You can also write it with a single map:

fn solve7() -> i32 {
    DATA
    .lines()
    .map(|r| {
        let (a, b, c) = r
                        .split_whitespace()
                        .map(|p| p.parse::<i32>().unwrap())
                        .to_tuple3::<i32>()
                        .unwrap();
        a + b - c})
    .sum::<i32>()
}

to_tuple1, to_tuple2, to_tuple3, … take an Iterator and convert them to a tuple of length N wrapped in a Option (if Rust gains integral values for generics, you can replace them with a to_tuple::). If the iterator is too much short or long compared to the desired tuple, to_tupleN returns None.

To avoid too much code duplication, perhaps you can write a macro that generates all the to_tupleN (in D language you have variable length templates, plus lot of compile-time power, that allows you to write a single function, that can be used with a syntax like:

to_tuple!3

I think those Rust functions are useful in several situations of simple data munging. So is it a good idea to add something like this to Rust std lib?
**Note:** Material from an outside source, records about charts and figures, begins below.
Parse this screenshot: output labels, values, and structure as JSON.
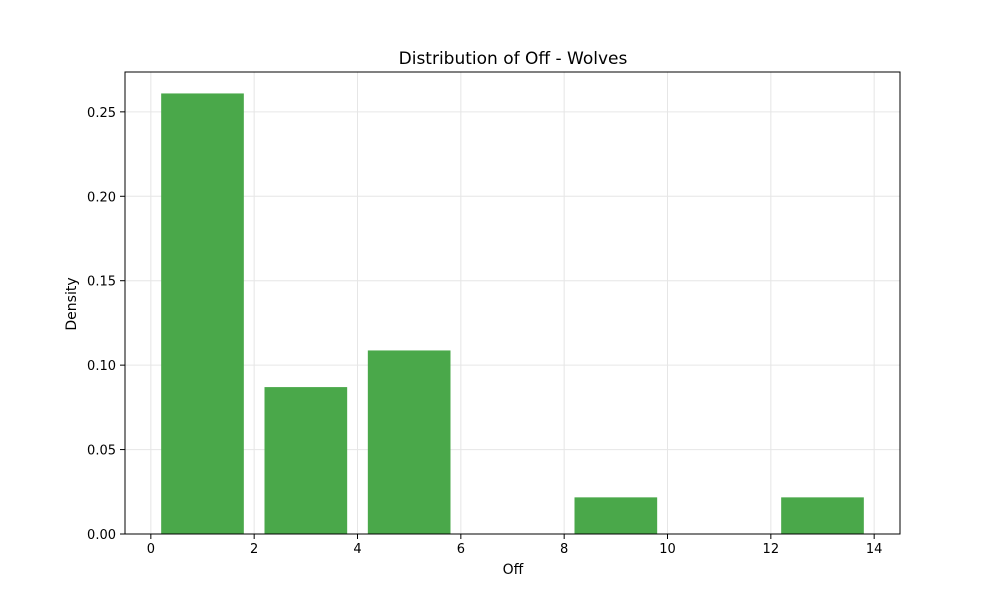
{
  "chart_data": {
    "type": "bar",
    "title": "Distribution of Off - Wolves",
    "xlabel": "Off",
    "ylabel": "Density",
    "bar_color": "#4aa84a",
    "grid": true,
    "xlim": [
      -0.5,
      14.5
    ],
    "ylim": [
      0,
      0.2736
    ],
    "x_ticks": [
      0,
      2,
      4,
      6,
      8,
      10,
      12,
      14
    ],
    "x_tick_labels": [
      "0",
      "2",
      "4",
      "6",
      "8",
      "10",
      "12",
      "14"
    ],
    "y_ticks": [
      0,
      0.05,
      0.1,
      0.15,
      0.2,
      0.25
    ],
    "y_tick_labels": [
      "0.00",
      "0.05",
      "0.10",
      "0.15",
      "0.20",
      "0.25"
    ],
    "bins": [
      {
        "x0": 0.2,
        "x1": 1.8,
        "value": 0.2609
      },
      {
        "x0": 2.2,
        "x1": 3.8,
        "value": 0.087
      },
      {
        "x0": 4.2,
        "x1": 5.8,
        "value": 0.1087
      },
      {
        "x0": 8.2,
        "x1": 9.8,
        "value": 0.0217
      },
      {
        "x0": 12.2,
        "x1": 13.8,
        "value": 0.0217
      }
    ]
  }
}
Rustify combinators application to create Map from String
#2

I think this should wait for constant type parameters and array/slice patterns. Personally, I’d like to see:

trait Iterator {
    // ...
    fn nextn<const N: int>(&mut self) -> Option<[Self::Item; N]> {
        /* stuff */
    }
}

fn main() {
    // ...
    let [a, b, c] = iter.nextn().unwrap();  // N inferred.
}

#3

I would like just to have ::collect<[T; 3]>(), with a panic if there are more then 3 items in the iterator :wink:


#4

The standard library of D language allows you to create a fixed size array like that from parsing:

void main() {
    import std.conv, std.string;
    immutable data = "10,20,30";
    const parts = data.split(',').to!(int[3]);
}

But the problem of your idea is visible in Rust code like:

let tags = tags_string
           .split(',')
           .map(|kv| kv.split('=').map(|s| s.to_string()))
           .map(|mut kv| kv.to_tuple2::<String>().unwrap())
           .collect::<HashMap<_, _>>();

If you replace the to_tuple2() with something that gives you a [String; 2], then I think you can’t use .collect::<HashMap<_, _>>() on such sequence, nor .unzip(). You need tuples.